My Week With Samsung Moment

Samsung Moment

Running "GPS Status" by EclipSim

(This is written as a retrospective, about using a demo of a Sprint-connected  Samsung Moment phone for one week. Since that time with the Moment, I have used a Motorola Droid, full-time, for a month.)

The Situation Here:

When I made the decision to leave iPhone behind in favor of an Android device, I narrowed the field of possible phones to w devices pretty quickly. I wanted a physical keyboard, reasonable performance, battery life and durability. I also wanted community — others with the same device, for the grass roots support and developer focus.  After extensive Googling, I decided that the two viable devices seemed to be Motorola Droid and Samsung Moment.  Right at the same time, I was offered a Moment (Sprint; Android 1.5) to try for one week.  I accepted.

It was something of a stroke of luck, since I was at the point of choosing a new phone without having seen it, and I wanted to try the Moment before simply choosing the Droid. It was also my first experience with Android, and full visibility into the Android Market.

Peppiness:

Coming from an Original  iPhone, I was happy with the performance, for the most part. The Moment seemed responsive enough when executing programs, but less so when using the Sprint Network. The included Sprint-branded turn-by-turn navigation software was a real dog, practically unusable, since one would have to wait a minute or more for the app to start, and then wait several minutes for the route to compute. If you planned ahead and always did it over WiFi, maybe you could minimize the damage, but it’s easy to see that one would just avoid it. Google’s Maps turn-by-turn is much faster and more usable.

Input:

I have had the iPhone for two years, and I’m pretty comfortable with the keyboard, but that on-screen input is just never going to be good. I did Graffiti with my Handspring, and I have experienced the Apple Newton‘s writing system as a favored beer-related activity.  So far, my favorite handheld input system has been my HP iPaq 4355, which I bought on the spur of the moment in the summer of 2004. (When I did a light-pack tour of Italy in March 2007, iPaq was still going, and I got enough incidental WiFi around “The Boot” to blog the trip.)

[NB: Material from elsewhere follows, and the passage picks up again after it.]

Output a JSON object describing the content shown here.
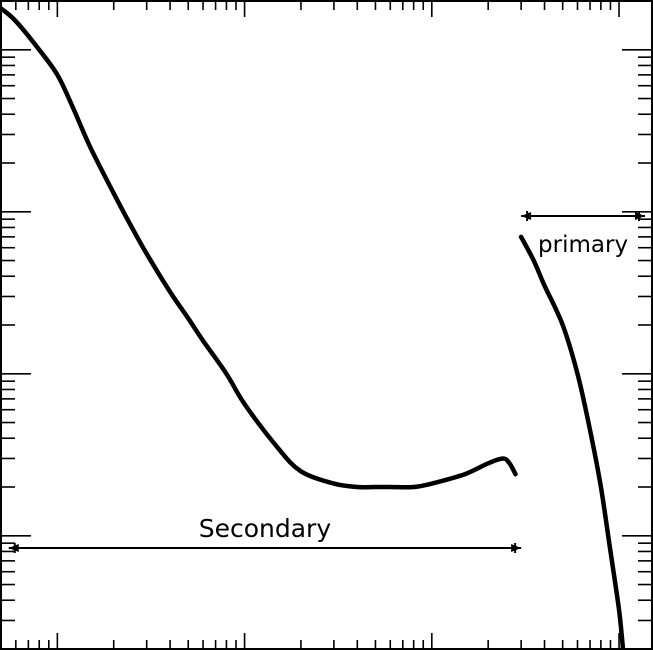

iPaq pictured in the Moment

I have seen Samsung Moment’s keyboard lauded as a breath of fresh air, compared to the Droid, but I found it hard to use, with the space bar splitting the bottom row, and a little ridge along the bottom edge of the keyboard that makes it hard to depress the bottom row of keys. I find Android’s on-screen less usable than iPhone’s, but I might be brainwashed. I found the Moment less typist-friendly than the iPaq, and subsequently the Droid.

Camera:

The camera was slow, slower than Droid, as well as lower resolution, and not especially good at flash metering and autofocus, but hey, it’s a camera phone, right? Maybe. We are steadily approaching the time when the integration of camera and phone is superceded by decent-or-good camera and phone.  My Original iPhone was simpler and in ways nicer to operate, but it was fixed focus, no flash and no hard button (the pictures in this post were taken with iPhone). I hate edge-buttons, still, it’s nicer when you want to do self portraits, for instance.

Battery:

I would place Moment’s battery endurance somewhere below Droid, and significantly below Original iPhone. Incidentally, I now know how to make your iPhone battery last A LOT longer: cancel your AT&T service. ;^)

The Cherry (not) On Top:

Last but not least, Moment came with a 2GB micro-SD card! Since my 2-year-old iPhone had 16GB (though tainted by an association with iTunes), and the Droid comes with 16GB micro-SD, this really was the deal-breaker.  My not-too-analytical take on Sprint EVDO versus Verizon’s is that Verizon’s is faster and more available, but I did not take measurements. Much has been said about the beauty of the screen on Moment, but it didn’t really stand out as a feature for me.

If you’ve decided to buy a Moment (or you got one for Christmas, and you had no choice), or live somewhere with great Sprint coverage and not so great Verizon coverage, I would not dissuade you from enjoying the Samsung Moment. For me, living in  Hawaii, I chose Droid, and I am satisfied with the choice.